Là où le transhumanisme est fort, c’est qu’il ne se cache de rien et répète honnêtement son credo à qui veut l’entendre. Il est pour les surhommes qu’il s’ingénie à fabriquer à façon et son eugénisme consubstantiel lui fait condamner les sous-hommes en masse. Il faut laisser le champ libre. La seconde opération est d’ailleurs plus expéditive et concluante que la première. Le transhumanisme n’est pas pour le meilleur des mondes mais pour le monde des meilleurs. Nous sommes prévenus. On a même la liberté de le contredire. Peu de siècles ont été plus moraux que le nôtre, au moins en paroles. Chaque jour c’est un feu d’artifice d’idées généreuses, un festival de sincérités successives, d’engagements pour des valeurs sublimes. Cependant, dès qu’il s’agit de croire aux idées qu’on défend, concrètement, sur le vif, en vrai, l’enthousiasme s’étiole.

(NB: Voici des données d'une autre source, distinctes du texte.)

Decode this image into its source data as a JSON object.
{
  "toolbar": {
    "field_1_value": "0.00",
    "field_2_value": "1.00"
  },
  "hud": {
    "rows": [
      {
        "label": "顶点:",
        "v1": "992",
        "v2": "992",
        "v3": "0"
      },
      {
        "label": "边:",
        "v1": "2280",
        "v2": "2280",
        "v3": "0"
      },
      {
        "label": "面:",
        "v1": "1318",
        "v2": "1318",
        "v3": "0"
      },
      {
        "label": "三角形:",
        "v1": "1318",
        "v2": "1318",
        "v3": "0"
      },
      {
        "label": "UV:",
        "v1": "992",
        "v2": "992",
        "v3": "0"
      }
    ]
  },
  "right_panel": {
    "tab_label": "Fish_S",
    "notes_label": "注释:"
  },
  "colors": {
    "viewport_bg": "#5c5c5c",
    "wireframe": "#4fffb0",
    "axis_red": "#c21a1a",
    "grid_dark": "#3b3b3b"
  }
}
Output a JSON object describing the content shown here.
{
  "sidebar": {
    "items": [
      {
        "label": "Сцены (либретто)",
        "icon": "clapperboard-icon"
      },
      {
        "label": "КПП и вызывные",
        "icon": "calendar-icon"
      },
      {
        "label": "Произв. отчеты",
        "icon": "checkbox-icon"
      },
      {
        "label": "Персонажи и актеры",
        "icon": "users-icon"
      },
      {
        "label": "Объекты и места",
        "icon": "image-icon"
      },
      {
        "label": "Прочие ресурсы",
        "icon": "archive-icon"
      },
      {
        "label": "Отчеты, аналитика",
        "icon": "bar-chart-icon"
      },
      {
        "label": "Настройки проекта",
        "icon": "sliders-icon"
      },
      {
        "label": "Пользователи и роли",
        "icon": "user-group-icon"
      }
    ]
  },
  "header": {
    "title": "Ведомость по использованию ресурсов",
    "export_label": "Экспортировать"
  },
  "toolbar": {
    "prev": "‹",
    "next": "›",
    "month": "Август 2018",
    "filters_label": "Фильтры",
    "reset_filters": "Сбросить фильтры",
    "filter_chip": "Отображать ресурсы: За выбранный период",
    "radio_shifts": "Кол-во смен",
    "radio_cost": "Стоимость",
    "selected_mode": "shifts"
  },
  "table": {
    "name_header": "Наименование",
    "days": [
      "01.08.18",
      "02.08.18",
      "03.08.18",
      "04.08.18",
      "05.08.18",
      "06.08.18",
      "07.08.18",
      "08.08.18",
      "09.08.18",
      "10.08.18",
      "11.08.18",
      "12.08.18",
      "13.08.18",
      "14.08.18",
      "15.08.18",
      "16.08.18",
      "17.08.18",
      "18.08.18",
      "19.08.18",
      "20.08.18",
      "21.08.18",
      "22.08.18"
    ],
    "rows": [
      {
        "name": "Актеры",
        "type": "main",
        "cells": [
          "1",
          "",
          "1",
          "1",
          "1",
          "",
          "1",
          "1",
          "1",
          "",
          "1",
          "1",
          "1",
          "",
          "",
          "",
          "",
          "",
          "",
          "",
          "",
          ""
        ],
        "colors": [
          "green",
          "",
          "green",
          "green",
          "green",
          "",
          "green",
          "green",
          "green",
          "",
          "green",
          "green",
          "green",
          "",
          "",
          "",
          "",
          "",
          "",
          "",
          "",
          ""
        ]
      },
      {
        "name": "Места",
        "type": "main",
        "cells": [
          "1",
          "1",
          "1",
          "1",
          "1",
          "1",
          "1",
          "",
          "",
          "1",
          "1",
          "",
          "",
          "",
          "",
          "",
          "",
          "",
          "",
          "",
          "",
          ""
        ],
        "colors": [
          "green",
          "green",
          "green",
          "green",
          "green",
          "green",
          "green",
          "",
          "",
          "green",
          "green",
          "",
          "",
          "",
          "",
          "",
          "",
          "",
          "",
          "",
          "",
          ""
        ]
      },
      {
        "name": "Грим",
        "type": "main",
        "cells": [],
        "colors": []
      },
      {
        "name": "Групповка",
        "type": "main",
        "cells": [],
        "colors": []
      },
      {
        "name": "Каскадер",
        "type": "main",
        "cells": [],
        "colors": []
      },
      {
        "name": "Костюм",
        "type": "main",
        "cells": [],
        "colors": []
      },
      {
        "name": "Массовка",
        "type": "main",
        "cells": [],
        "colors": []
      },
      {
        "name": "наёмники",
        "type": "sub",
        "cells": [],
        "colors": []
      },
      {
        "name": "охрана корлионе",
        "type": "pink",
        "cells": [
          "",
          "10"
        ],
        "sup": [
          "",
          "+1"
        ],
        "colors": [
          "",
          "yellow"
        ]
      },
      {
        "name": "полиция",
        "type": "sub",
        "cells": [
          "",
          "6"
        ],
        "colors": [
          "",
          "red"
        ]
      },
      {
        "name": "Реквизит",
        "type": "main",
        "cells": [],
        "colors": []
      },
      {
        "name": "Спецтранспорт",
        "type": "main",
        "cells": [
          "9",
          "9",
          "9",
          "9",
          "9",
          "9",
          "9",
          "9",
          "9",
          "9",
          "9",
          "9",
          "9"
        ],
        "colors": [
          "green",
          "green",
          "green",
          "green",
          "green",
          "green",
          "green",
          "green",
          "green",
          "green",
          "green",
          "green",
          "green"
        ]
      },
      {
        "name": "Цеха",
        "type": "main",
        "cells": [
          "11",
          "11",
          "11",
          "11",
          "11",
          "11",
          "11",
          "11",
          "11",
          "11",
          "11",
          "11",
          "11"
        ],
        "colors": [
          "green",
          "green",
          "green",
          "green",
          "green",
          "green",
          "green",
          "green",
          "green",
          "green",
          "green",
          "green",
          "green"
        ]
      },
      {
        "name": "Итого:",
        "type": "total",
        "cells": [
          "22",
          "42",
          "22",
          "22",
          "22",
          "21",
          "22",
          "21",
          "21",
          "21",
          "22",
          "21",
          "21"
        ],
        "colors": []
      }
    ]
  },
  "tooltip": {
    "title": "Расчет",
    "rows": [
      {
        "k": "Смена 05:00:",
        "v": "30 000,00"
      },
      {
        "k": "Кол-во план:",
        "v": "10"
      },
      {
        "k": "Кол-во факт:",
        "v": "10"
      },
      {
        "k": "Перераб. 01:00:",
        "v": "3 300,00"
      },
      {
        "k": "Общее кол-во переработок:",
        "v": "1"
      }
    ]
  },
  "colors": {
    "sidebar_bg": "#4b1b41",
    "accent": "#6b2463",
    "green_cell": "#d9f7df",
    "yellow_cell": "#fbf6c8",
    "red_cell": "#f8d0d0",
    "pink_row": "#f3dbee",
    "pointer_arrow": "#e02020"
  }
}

Nous venons d’en avoir des exemples récents des deux côtés de la Manche avec les affaires Vincent Lambert et Alfie Evans. Etonnant parallélisme où l’on retrouve des décors, des coulisses, des ficelles, des mensonges identiques. Et le même mutisme complice des institutions morales et politiques des pays concernés. Comme s’il fallait laisser le monopole d’une vision transhumaniste imposer sa loi aux derniers sous-hommes. Dans les deux cas, il s’agit bien de forcer la main du législateur pour qu’enfin il grave dans le marbre la maîtrise du vivant de son premier instant à son dernier souffle. Tant mieux si les cas sont choquants, ils seront autant de cliquets anti retour. Si le juge accepte l’euthanasie d’un enfant qui peut se passer de respirateur, a fortiori on l’acceptera pour celui qui ne peut s’en passer. Si le juge accepte l’euthanasie d’un tétraplégique qui n’est ni malade, ni souffrant, ni en fin de vie, ni sous traitement, le sort de ceux qui sont moins bien lotis sera vite réglé. Il n’est pas exclu que cet acharnement euthanasique parvienne à ses fins. Il signera l’échec patent du transhumanisme qui asservit plus vite qu’il ne libère. Des millions d’hommes et de femmes, parfois accompagnés ou précédés par des souverains authentiques, ont manifesté qu’ils n’étaient pas dupes de cette vision inhumaine. Mais ce ne sont pas encore eux qui font les lois du monde.
En attendant… c’est ainsi que le transhumanisme est grand.